That pull led me into another world. When I opened my eyes again, I had been reborn. I was alive, breathing, existing once more. After drifting in that empty void for so long, having a body again felt unreal.

I could feel warmth on my skin, hear voices around me, and sense the world moving. For a long moment, I just lay there, overwhelmed by the simple fact that I still existed.

I was overjoyed. No, overjoyed wasn't enough. I was ecstatic. This was every webnovel reader's dream come true, being reincarnated into another world, given a second chance at life.

I laughed, I cried, and I silently thanked whatever force had dragged me out of nothingness. It felt like I had been given a miracle.

As if that wasn't enough, it turned out I had talent. Great talent. I learned faster than others, advanced quicker, and grasped things that took others years to understand. Teachers praised me. Elders watched me with interest. People spoke my name with admiration. I had a loving family, loyal friends, and a comfortable life. For the first time since my parents had died back on Earth, I felt complete.
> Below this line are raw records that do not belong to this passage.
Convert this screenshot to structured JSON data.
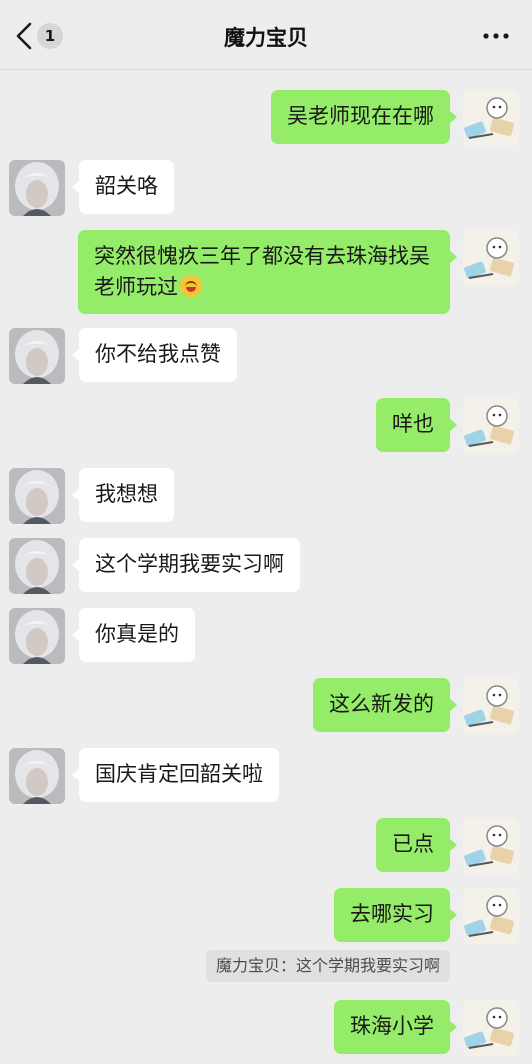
{
  "nav": {
    "back_icon": "chevron-left-icon",
    "unread_count": "1",
    "title": "魔力宝贝",
    "more_icon": "more-icon"
  },
  "colors": {
    "background": "#ededed",
    "outgoing_bubble": "#95ec69",
    "incoming_bubble": "#ffffff",
    "quote_background": "#e0e0e0"
  },
  "messages": [
    {
      "side": "out",
      "text": "吴老师现在在哪"
    },
    {
      "side": "in",
      "text": "韶关咯"
    },
    {
      "side": "out",
      "text": "突然很愧疚三年了都没有去珠海找吴老师玩过",
      "emoji": "grinning-face-emoji"
    },
    {
      "side": "in",
      "text": "你不给我点赞"
    },
    {
      "side": "out",
      "text": "咩也"
    },
    {
      "side": "in",
      "text": "我想想"
    },
    {
      "side": "in",
      "text": "这个学期我要实习啊"
    },
    {
      "side": "in",
      "text": "你真是的"
    },
    {
      "side": "out",
      "text": "这么新发的"
    },
    {
      "side": "in",
      "text": "国庆肯定回韶关啦"
    },
    {
      "side": "out",
      "text": "已点"
    },
    {
      "side": "out",
      "text": "去哪实习"
    },
    {
      "side": "out",
      "text": "珠海小学"
    }
  ],
  "quote": {
    "text": "魔力宝贝：这个学期我要实习啊"
  }
}
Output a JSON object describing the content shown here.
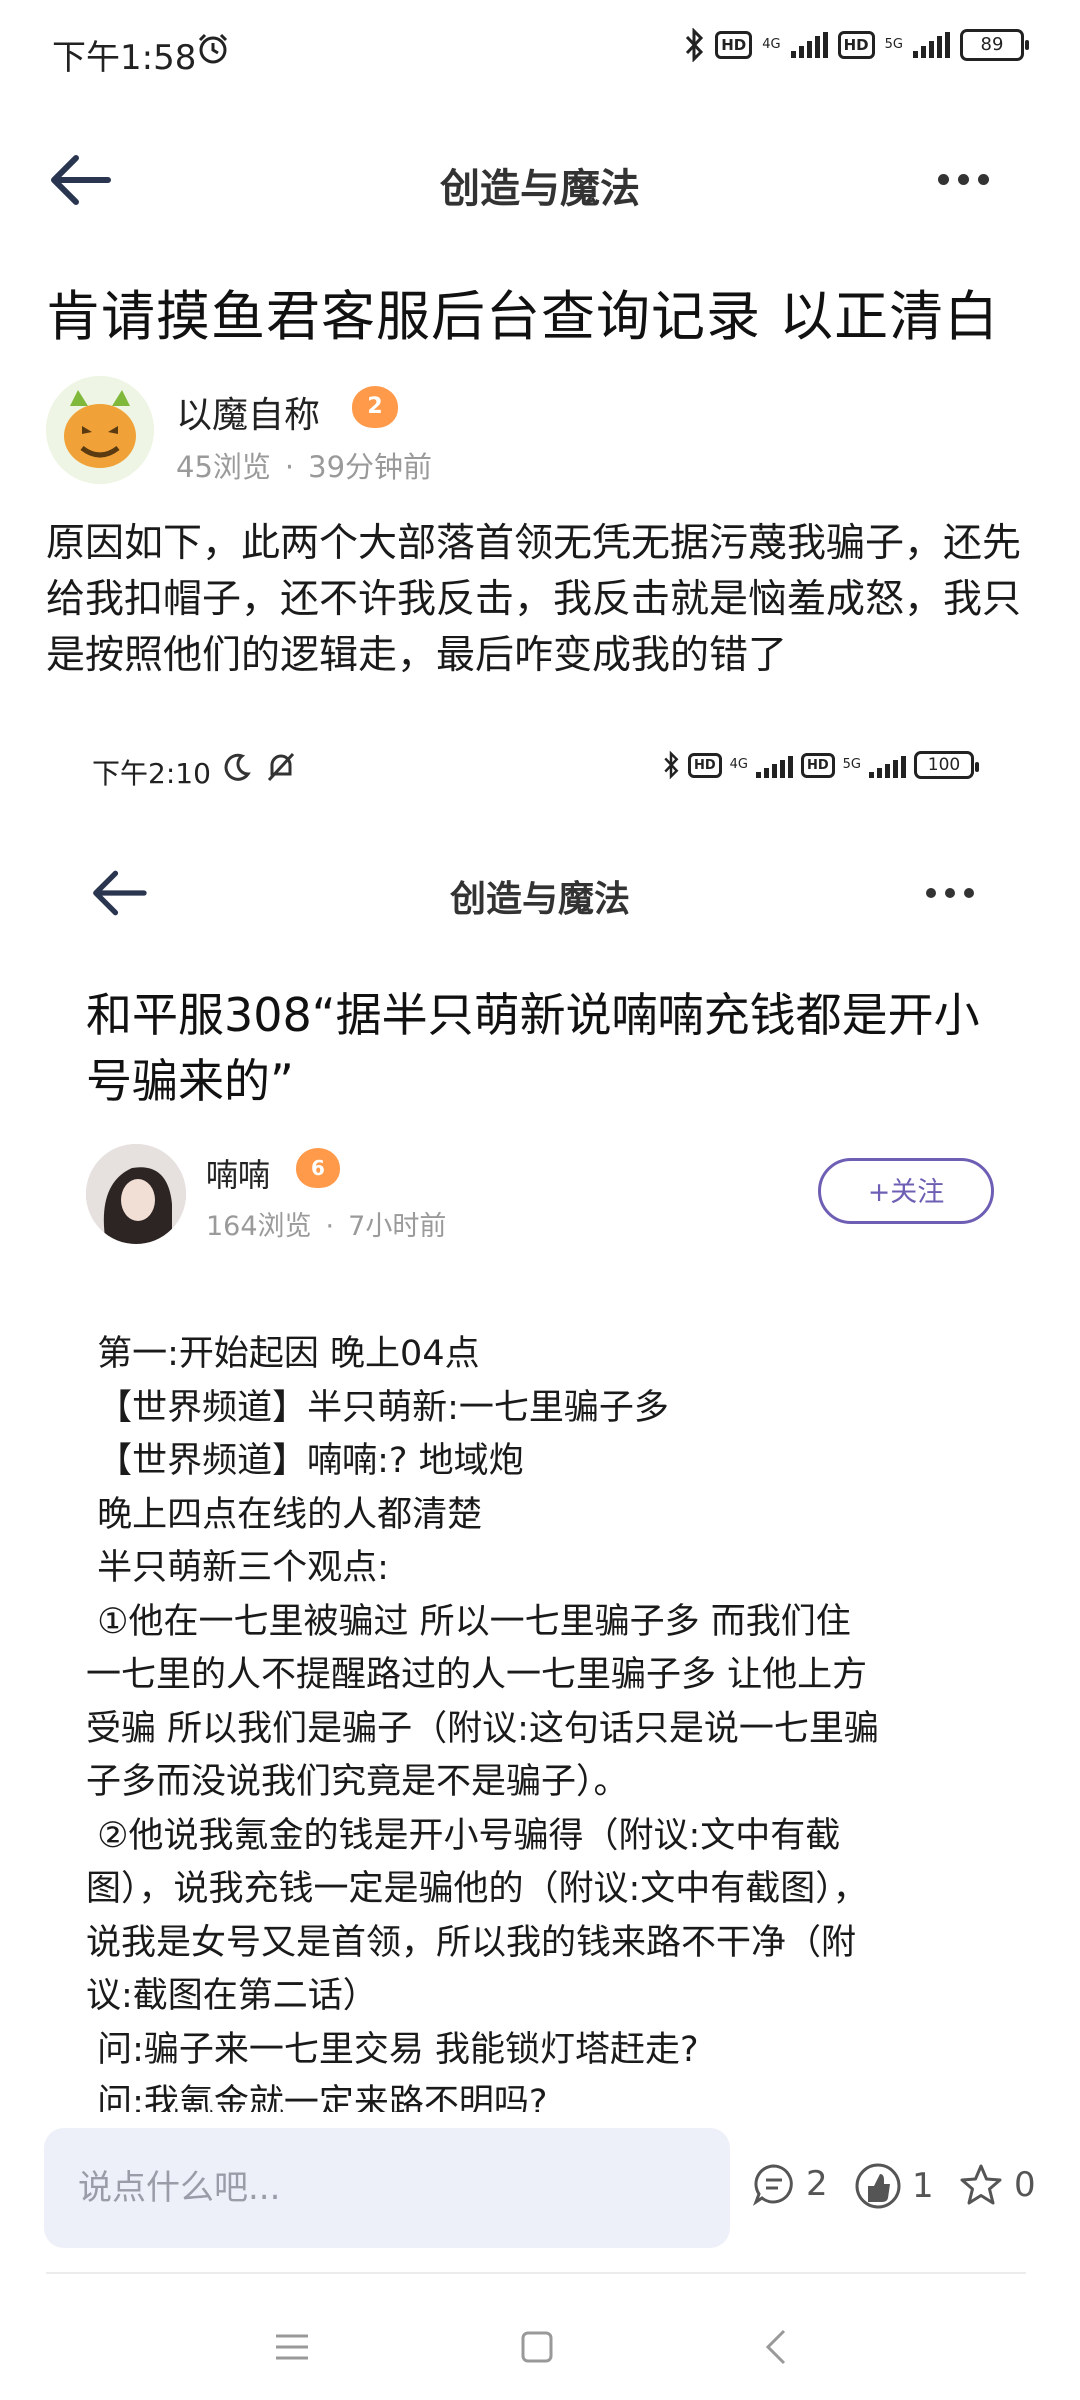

I was happy. Truly happy. I thought that maybe, just maybe, this was my reward for everything I had endured.

But oh boy, did that happiness not last.

At first, I noticed strange things. Small things. Things that were easy to ignore. The shifting of events. Some things were going the other way, they never should have.

Everyone brushed it off as coincidence or bad luck, and so did I.

That was one of the greatest mistakes of my life.

As I grew stronger and climbed higher in that world's hierarchy, the cracks became impossible to ignore. The strange incidents increased in frequency. The atmosphere grew tense. Fear spread quietly among the people. And then, one day, everything collapsed at once.

The moment I reached the peak of power in that world, the moment I believed I could finally protect everything important to me, disaster struck. Minor conflicts turned into massive wars. Political struggles became exterminations. Hidden enemies revealed themselves. The balance of the world shattered.

One by one, the people I loved began to die.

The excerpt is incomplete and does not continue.